Thursday, April 17, 2008

Joke Over

Not long ago, 'passive drinking' was a joke. Not any more. Read this and weep.


  1. “The harm caused to the innocent by those who drink best tackled by penalising all drinkers...”

    I have a better solution for this: UNIT-TRADING!

    You know, after the pattern of CARBON TRADING, whereby Indians and Chinese deliberately build dodgy factories so western countries can pay to clean them up.

    Under the same principle, drinkers could be made to pay non-drinkers for every unit in excess of say, five per twenty-four hours, consumed!

    Alternatively, of course, one could just shoot them..(the Chinese, that is - not the drinkers!)

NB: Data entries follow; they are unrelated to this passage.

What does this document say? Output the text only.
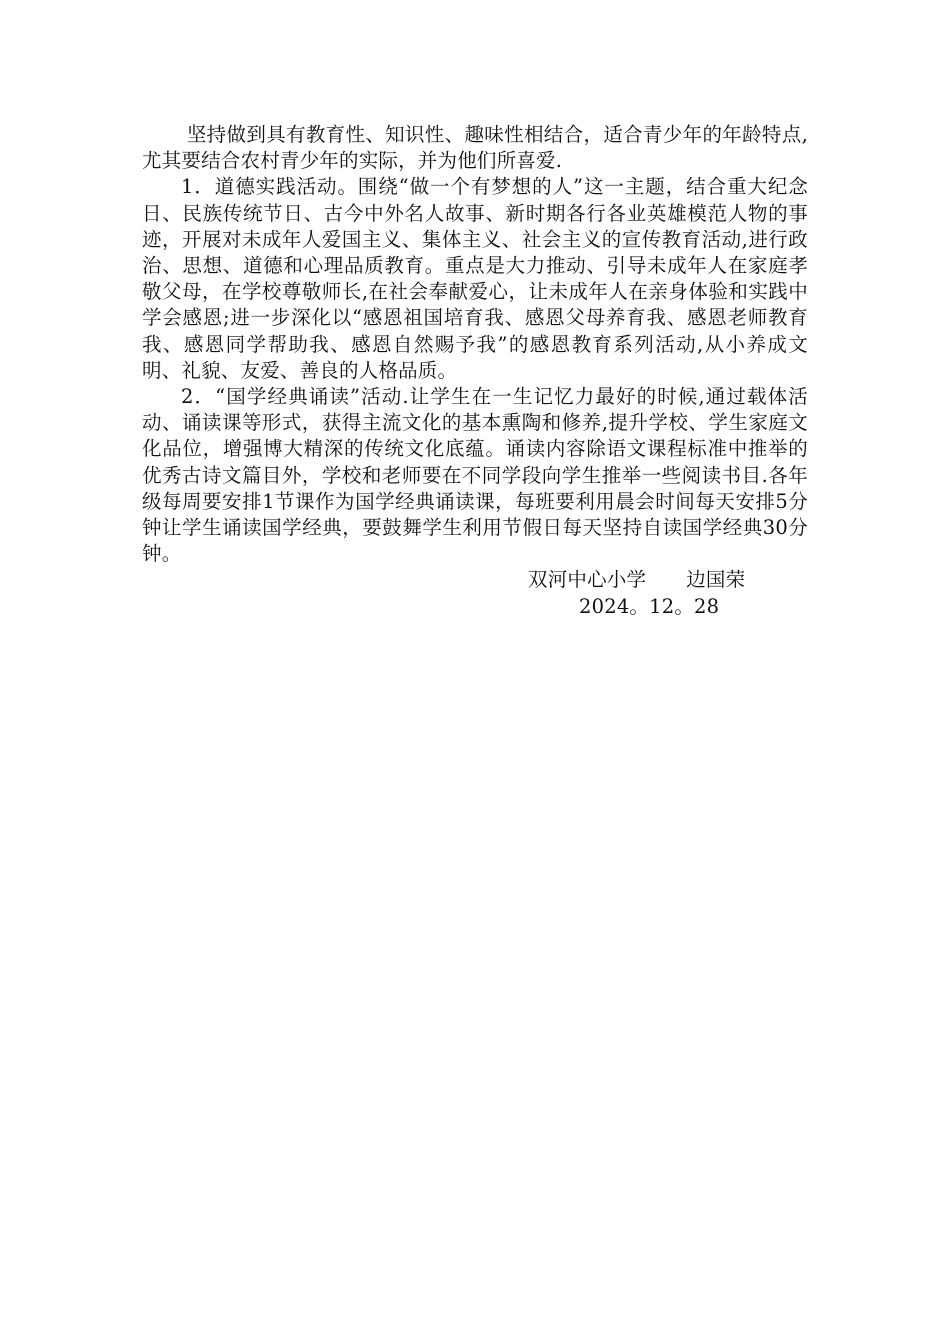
坚持做到具有教育性、知识性、趣味性相结合，适合青少年的年龄特点,尤其要结合农村青少年的实际，并为他们所喜爱.

1．道德实践活动。围绕“做一个有梦想的人”这一主题，结合重大纪念日、民族传统节日、古今中外名人故事、新时期各行各业英雄模范人物的事迹，开展对未成年人爱国主义、集体主义、社会主义的宣传教育活动,进行政治、思想、道德和心理品质教育。重点是大力推动、引导未成年人在家庭孝敬父母，在学校尊敬师长,在社会奉献爱心，让未成年人在亲身体验和实践中学会感恩;进一步深化以“感恩祖国培育我、感恩父母养育我、感恩老师教育我、感恩同学帮助我、感恩自然赐予我”的感恩教育系列活动,从小养成文明、礼貌、友爱、善良的人格品质。

2．“国学经典诵读”活动.让学生在一生记忆力最好的时候,通过载体活动、诵读课等形式，获得主流文化的基本熏陶和修养,提升学校、学生家庭文化品位，增强博大精深的传统文化底蕴。诵读内容除语文课程标准中推举的优秀古诗文篇目外，学校和老师要在不同学段向学生推举一些阅读书目.各年级每周要安排1节课作为国学经典诵读课，每班要利用晨会时间每天安排5分钟让学生诵读国学经典，要鼓舞学生利用节假日每天坚持自读国学经典30分钟。

双河中心小学 边国荣

2024。12。28
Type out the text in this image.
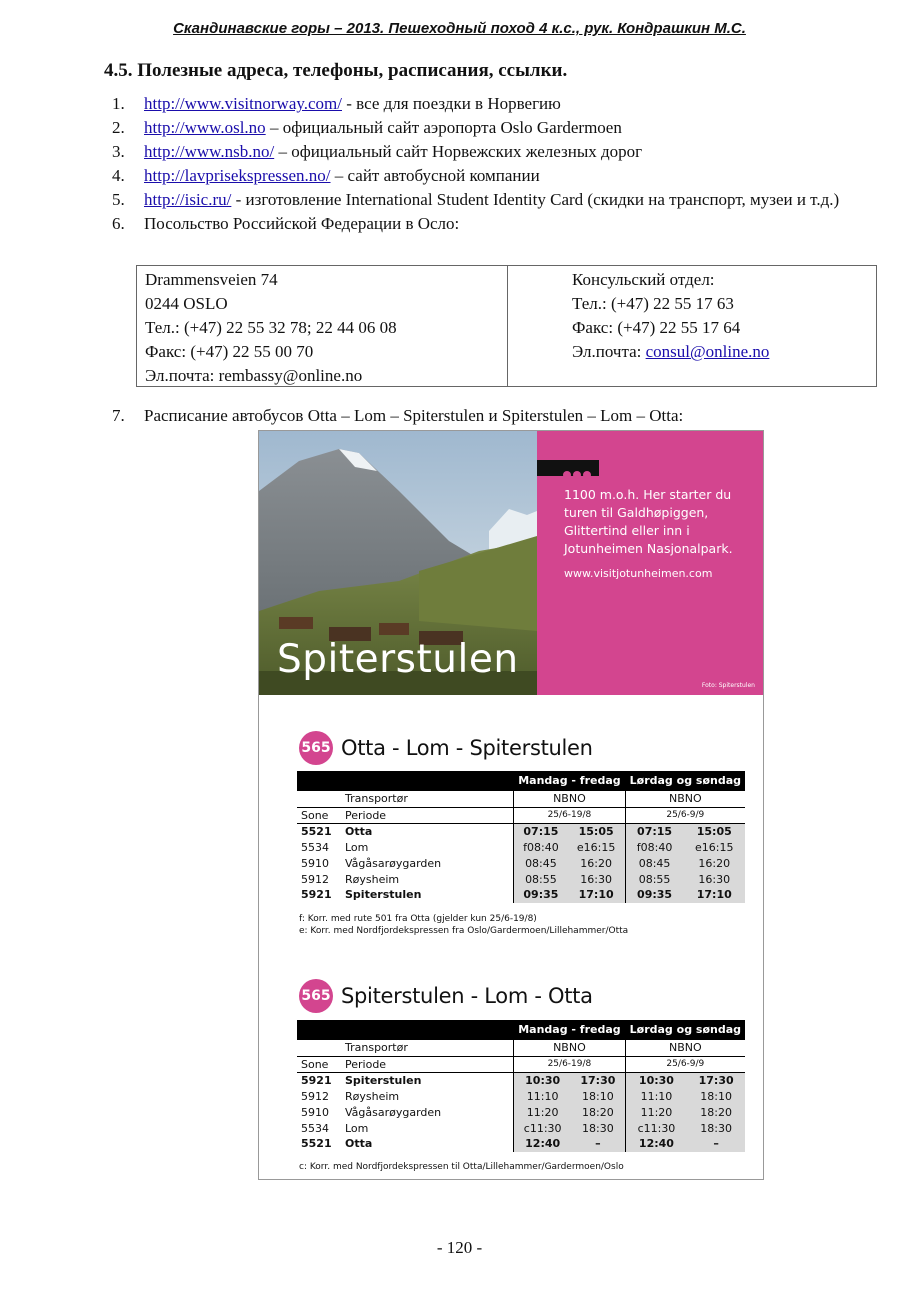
Скандинавские горы – 2013. Пешеходный поход 4 к.с., рук. Кондрашкин М.С.
4.5. Полезные адреса, телефоны, расписания, ссылки.
1.	http://www.visitnorway.com/ - все для поездки в Норвегию
2.	http://www.osl.no – официальный сайт аэропорта Oslo Gardermoen
3.	http://www.nsb.no/ – официальный сайт Норвежских железных дорог
4.	http://lavprisekspressen.no/ – сайт автобусной компании
5.	http://isic.ru/ - изготовление International Student Identity Card (скидки на транспорт, музеи и т.д.)
6.	Посольство Российской Федерации в Осло:
Drammensveien 74
0244 OSLO
Тел.: (+47) 22 55 32 78; 22 44 06 08
Факс: (+47) 22 55 00 70
Эл.почта: rembassy@online.no
Консульский отдел:
Тел.: (+47) 22 55 17 63
Факс: (+47) 22 55 17 64
Эл.почта: consul@online.no
7.	Расписание автобусов Otta – Lom – Spiterstulen и Spiterstulen – Lom – Otta:
Spiterstulen
1100 m.o.h. Her starter du turen til Galdhøpiggen, Glittertind eller inn i Jotunheimen Nasjonalpark.
www.visitjotunheimen.com
Foto: Spiterstulen
565 Otta - Lom - Spiterstulen
		Mandag - fredag		Lørdag og søndag	
	Transportør	NBNO		NBNO	
Sone	Periode	25/6-19/8		25/6-9/9	
5521	Otta	07:15	15:05	07:15	15:05
5534	Lom	f08:40	e16:15	f08:40	e16:15
5910	Vågåsarøygarden	08:45	16:20	08:45	16:20
5912	Røysheim	08:55	16:30	08:55	16:30
5921	Spiterstulen	09:35	17:10	09:35	17:10
f: Korr. med rute 501 fra Otta (gjelder kun 25/6-19/8)
e: Korr. med Nordfjordekspressen fra Oslo/Gardermoen/Lillehammer/Otta
565 Spiterstulen - Lom - Otta
		Mandag - fredag		Lørdag og søndag	
	Transportør	NBNO		NBNO	
Sone	Periode	25/6-19/8		25/6-9/9	
5921	Spiterstulen	10:30	17:30	10:30	17:30
5912	Røysheim	11:10	18:10	11:10	18:10
5910	Vågåsarøygarden	11:20	18:20	11:20	18:20
5534	Lom	c11:30	18:30	c11:30	18:30
5521	Otta	12:40	–	12:40	–
c: Korr. med Nordfjordekspressen til Otta/Lillehammer/Gardermoen/Oslo
- 120 -
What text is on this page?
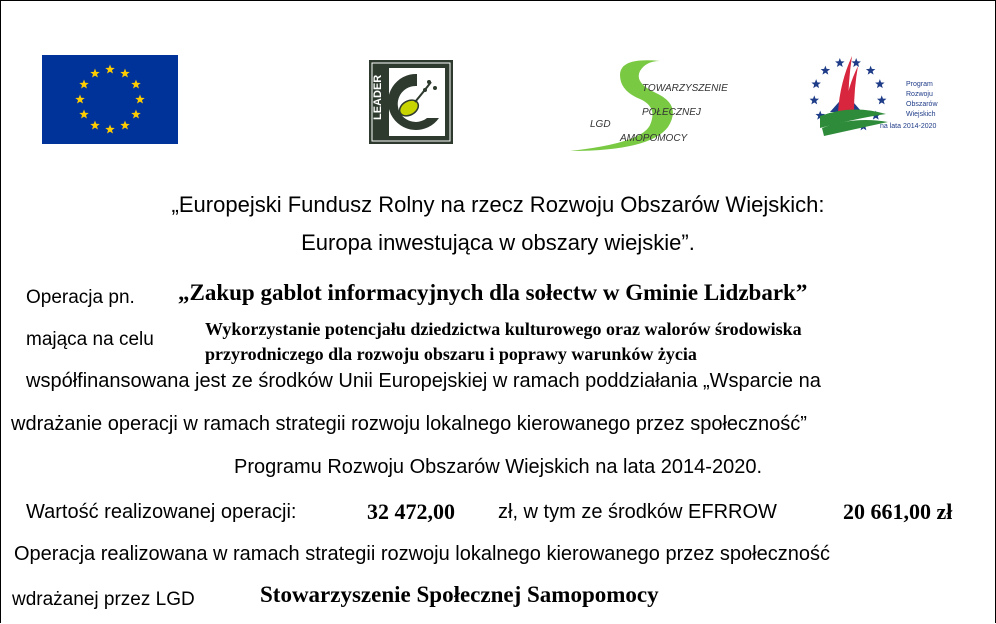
LEADER	TOWARZYSZENIE
POŁECZNEJ
LGD
AMOPOMOCY
Program
Rozwoju
Obszarów
Wiejskich
na lata 2014-2020
„Europejski Fundusz Rolny na rzecz Rozwoju Obszarów Wiejskich:
Europa inwestująca w obszary wiejskie”.
Operacja pn. „Zakup gablot informacyjnych dla sołectw w Gminie Lidzbark”
mająca na celu	Wykorzystanie potencjału dziedzictwa kulturowego oraz walorów środowiska
przyrodniczego dla rozwoju obszaru i poprawy warunków życia
współfinansowana jest ze środków Unii Europejskiej w ramach poddziałania „Wsparcie na
wdrażanie operacji w ramach strategii rozwoju lokalnego kierowanego przez społeczność”
Programu Rozwoju Obszarów Wiejskich na lata 2014-2020.
Wartość realizowanej operacji:	32 472,00 zł, w tym ze środków EFRROW	20 661,00 zł
Operacja realizowana w ramach strategii rozwoju lokalnego kierowanego przez społeczność
wdrażanej przez LGD	Stowarzyszenie Społecznej Samopomocy
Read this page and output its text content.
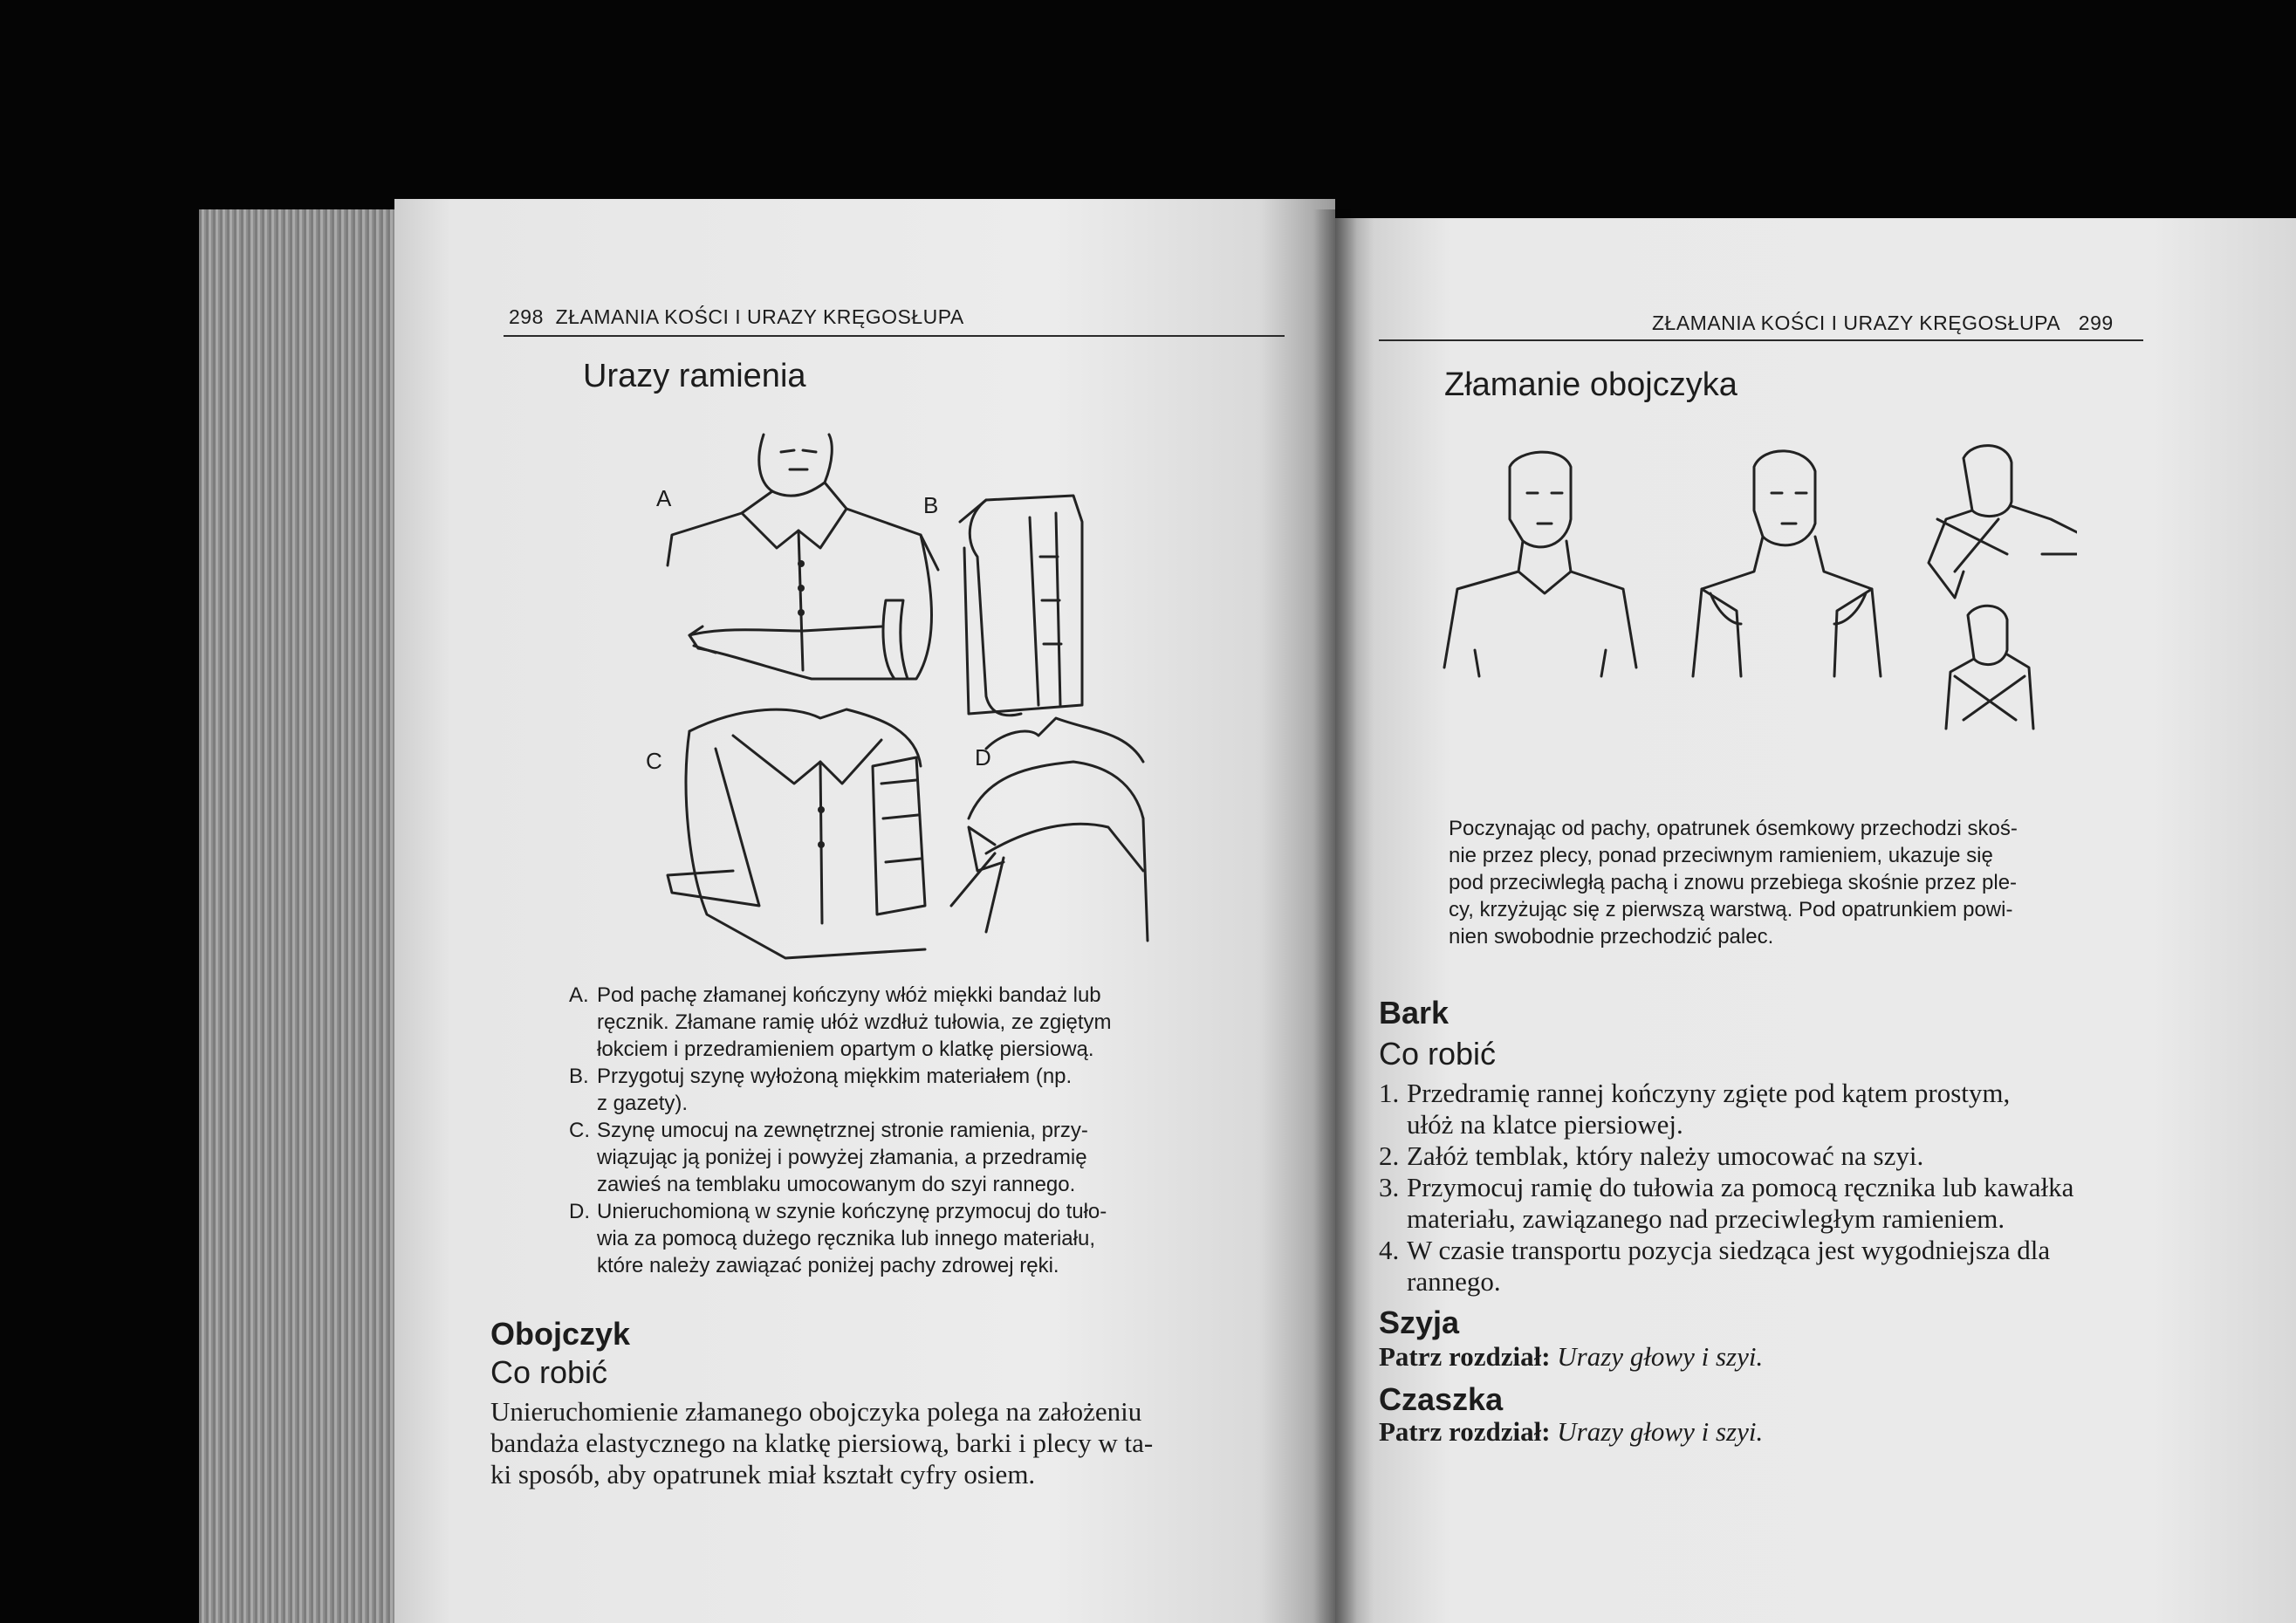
298 ZŁAMANIA KOŚCI I URAZY KRĘGOSŁUPA
Urazy ramienia
A	B
C	D
A. Pod pachę złamanej kończyny włóż miękki bandaż lub
ręcznik. Złamane ramię ułóż wzdłuż tułowia, ze zgiętym
łokciem i przedramieniem opartym o klatkę piersiową.
B. Przygotuj szynę wyłożoną miękkim materiałem (np.
z gazety).
C. Szynę umocuj na zewnętrznej stronie ramienia, przy-
wiązując ją poniżej i powyżej złamania, a przedramię
zawieś na temblaku umocowanym do szyi rannego.
D. Unieruchomioną w szynie kończynę przymocuj do tuło-
wia za pomocą dużego ręcznika lub innego materiału,
które należy zawiązać poniżej pachy zdrowej ręki.
Obojczyk
Co robić
Unieruchomienie złamanego obojczyka polega na założeniu
bandaża elastycznego na klatkę piersiową, barki i plecy w ta-
ki sposób, aby opatrunek miał kształt cyfry osiem.
ZŁAMANIA KOŚCI I URAZY KRĘGOSŁUPA 299
Złamanie obojczyka
Poczynając od pachy, opatrunek ósemkowy przechodzi skoś-
nie przez plecy, ponad przeciwnym ramieniem, ukazuje się
pod przeciwległą pachą i znowu przebiega skośnie przez ple-
cy, krzyżując się z pierwszą warstwą. Pod opatrunkiem powi-
nien swobodnie przechodzić palec.
Bark
Co robić
1. Przedramię rannej kończyny zgięte pod kątem prostym,
ułóż na klatce piersiowej.
2. Załóż temblak, który należy umocować na szyi.
3. Przymocuj ramię do tułowia za pomocą ręcznika lub kawałka
materiału, zawiązanego nad przeciwległym ramieniem.
4. W czasie transportu pozycja siedząca jest wygodniejsza dla
rannego.
Szyja
Patrz rozdział: Urazy głowy i szyi.
Czaszka
Patrz rozdział: Urazy głowy i szyi.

  2. Or we could shoot the non-drinkers, then it would be only drinkers compensating each other for all the harm they're doing to each other - a virtuous circle.

  3. Nige, what next, passive sex maybe ?
    Man, my imagination's running riot here selena, imagine the scenario, Bob & Alice (purely fictitious names) are at it in their apartment, all you have to do is to stand outside of the door and wham, bang, all for free!
    Max Mosley would of course stand at the door to Gestapo Headquaters.
    What sort of "intercourse credit trading scheme" would doze off Brown devise I wonder ?
    Perhaps twelve position number twenty sevens would offset one position number six.
    Viagra would attract the ire of the ani four wheel drive mob, relieving the pressure on Clarkson.

  4. You Euros take these International Nanny Organizations (INOs) way too seriously. Just tell them that alcoholic beverages are part of your indigenous cultural tradition and these people will be sending you money to maintain your cultural heritage. It's your human right!

  5. Excellent idea, Duck - we must fight for our indigenous drinking rights.